Uma das mensagens vazadas da esposa de Mauro Cid revela que Bolsonaro pedia mais público em Brasília para engrossar o golpe e impedir que Lula subisse a rampa

Bolsonaro e militares (Foto: REUTERS/Adriano Machado | José Cruz/Agência Brasil)

No documento de 66 páginas disponibilizados pela Polícia Federal à sociedade, depois da publicação de parte dele na Revista Veja, em que se pode ler em detalhes todo o passo a passo do golpe, é necessário que nos atinemos a alguns detalhes.  

O primeiro deles e fundamental é saber que – conforme está registrado em várias fotos pelos arquivos da mídia, o celular do tenente-coronel Mauro Cid era praticamente uma extensão do celular de Bolsonaro. Há flagrantes do ajudante de ordens mostrando a tela do seu celular para o presidente em várias situações.  

Importante também seria que a PF divulgasse a listagem completa dos 101 nomes dos integrantes do grupo que engendrava as manobras e avanços das estratégias golpistas.  
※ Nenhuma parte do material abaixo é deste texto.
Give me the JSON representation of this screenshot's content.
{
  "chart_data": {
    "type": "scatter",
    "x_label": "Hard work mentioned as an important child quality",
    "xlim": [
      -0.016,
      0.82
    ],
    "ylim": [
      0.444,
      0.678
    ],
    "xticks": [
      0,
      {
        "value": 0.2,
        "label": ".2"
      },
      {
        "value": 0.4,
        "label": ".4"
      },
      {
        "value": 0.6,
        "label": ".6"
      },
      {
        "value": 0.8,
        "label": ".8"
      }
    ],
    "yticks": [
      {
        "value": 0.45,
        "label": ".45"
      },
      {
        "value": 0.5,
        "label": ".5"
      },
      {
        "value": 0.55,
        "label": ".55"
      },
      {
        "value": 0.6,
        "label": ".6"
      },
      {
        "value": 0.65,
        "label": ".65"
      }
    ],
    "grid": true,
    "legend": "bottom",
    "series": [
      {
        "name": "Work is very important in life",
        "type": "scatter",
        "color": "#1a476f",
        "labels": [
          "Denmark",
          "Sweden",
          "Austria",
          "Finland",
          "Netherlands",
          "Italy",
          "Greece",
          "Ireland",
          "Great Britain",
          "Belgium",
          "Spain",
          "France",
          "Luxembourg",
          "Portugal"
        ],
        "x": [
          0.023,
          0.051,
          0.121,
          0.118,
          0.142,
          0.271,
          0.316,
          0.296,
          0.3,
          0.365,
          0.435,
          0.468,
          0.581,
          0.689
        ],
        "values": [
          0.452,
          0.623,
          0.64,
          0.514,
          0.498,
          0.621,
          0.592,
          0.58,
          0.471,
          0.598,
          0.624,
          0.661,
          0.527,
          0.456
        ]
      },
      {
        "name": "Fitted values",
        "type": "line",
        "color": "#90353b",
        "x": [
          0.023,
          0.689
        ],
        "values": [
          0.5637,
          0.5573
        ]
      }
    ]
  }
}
É visto que as senhoras Gabriela Cid (mulher do tenente-coronel) e Tyciana Villas Boas (filha do general Villas Boas, organizador, juntamente com o Alto Comando do Exército, do tuíte que mandou Lula para a prisão), tinham a ajuda de uma outra integrante, de nome Myrian Stein.  
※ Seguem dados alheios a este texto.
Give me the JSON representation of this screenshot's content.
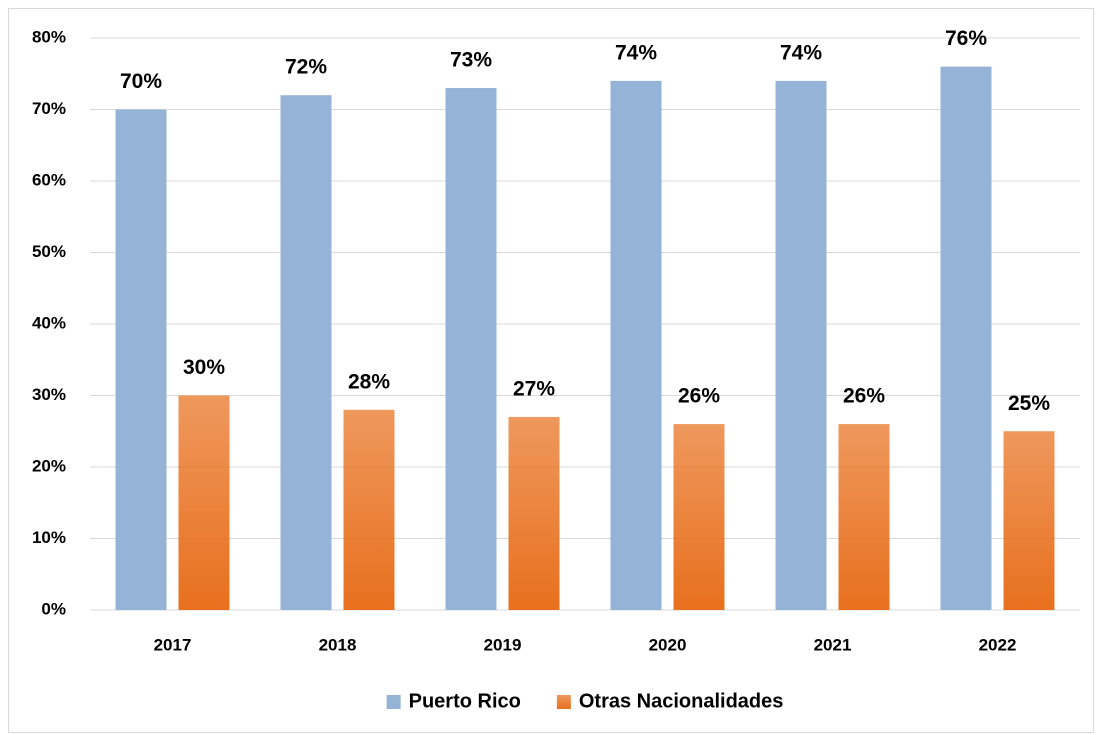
{
  "chart_data": {
    "type": "bar",
    "categories": [
      "2017",
      "2018",
      "2019",
      "2020",
      "2021",
      "2022"
    ],
    "series": [
      {
        "name": "Puerto Rico",
        "color": "#95b3d7",
        "values": [
          70,
          72,
          73,
          74,
          74,
          76
        ],
        "value_labels": [
          "70%",
          "72%",
          "73%",
          "74%",
          "74%",
          "76%"
        ]
      },
      {
        "name": "Otras Nacionalidades",
        "color": "#e8701e",
        "gradient": true,
        "values": [
          30,
          28,
          27,
          26,
          26,
          25
        ],
        "value_labels": [
          "30%",
          "28%",
          "27%",
          "26%",
          "26%",
          "25%"
        ]
      }
    ],
    "ylim": [
      0,
      80
    ],
    "yticks": [
      {
        "value": 0,
        "label": "0%"
      },
      {
        "value": 10,
        "label": "10%"
      },
      {
        "value": 20,
        "label": "20%"
      },
      {
        "value": 30,
        "label": "30%"
      },
      {
        "value": 40,
        "label": "40%"
      },
      {
        "value": 50,
        "label": "50%"
      },
      {
        "value": 60,
        "label": "60%"
      },
      {
        "value": 70,
        "label": "70%"
      },
      {
        "value": 80,
        "label": "80%"
      }
    ],
    "grid": true,
    "legend": "bottom"
  }
}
As três trocam mensagens freneticamente nos dias que antecederam à posse do presidente Luiz Inácio Lula da Silva, tentando impedi-la. Pedem mais público, mais empenho e, Gabriela, em uma certa mensagem, não deixa dúvida. Certamente, será destaque na peça do processo a sua mensagem, onde aponta: “o presidente pediu”. O presidente em questão é Bolsonaro, que embora derrotado na eleição, ainda detinha o cargo (seu por direito até o dia 1 de janeiro). Na mensagem de Gabriela (que posou de desentendida no depoimento sobre os cartões de vacina), o que o presidente pedia, era mais público em Brasília para engrossar o golpe e impedir que Lula subisse a rampa. E esse “não subir a rampa”, era a palavra de ordem do general Heleno, conforme ficou claro numa entrevista/relâmpago que ele deu ao ser perguntado, quando estava dentro do seu carro, se isso aconteceria: a posse. Heleno foi categórico: “não”.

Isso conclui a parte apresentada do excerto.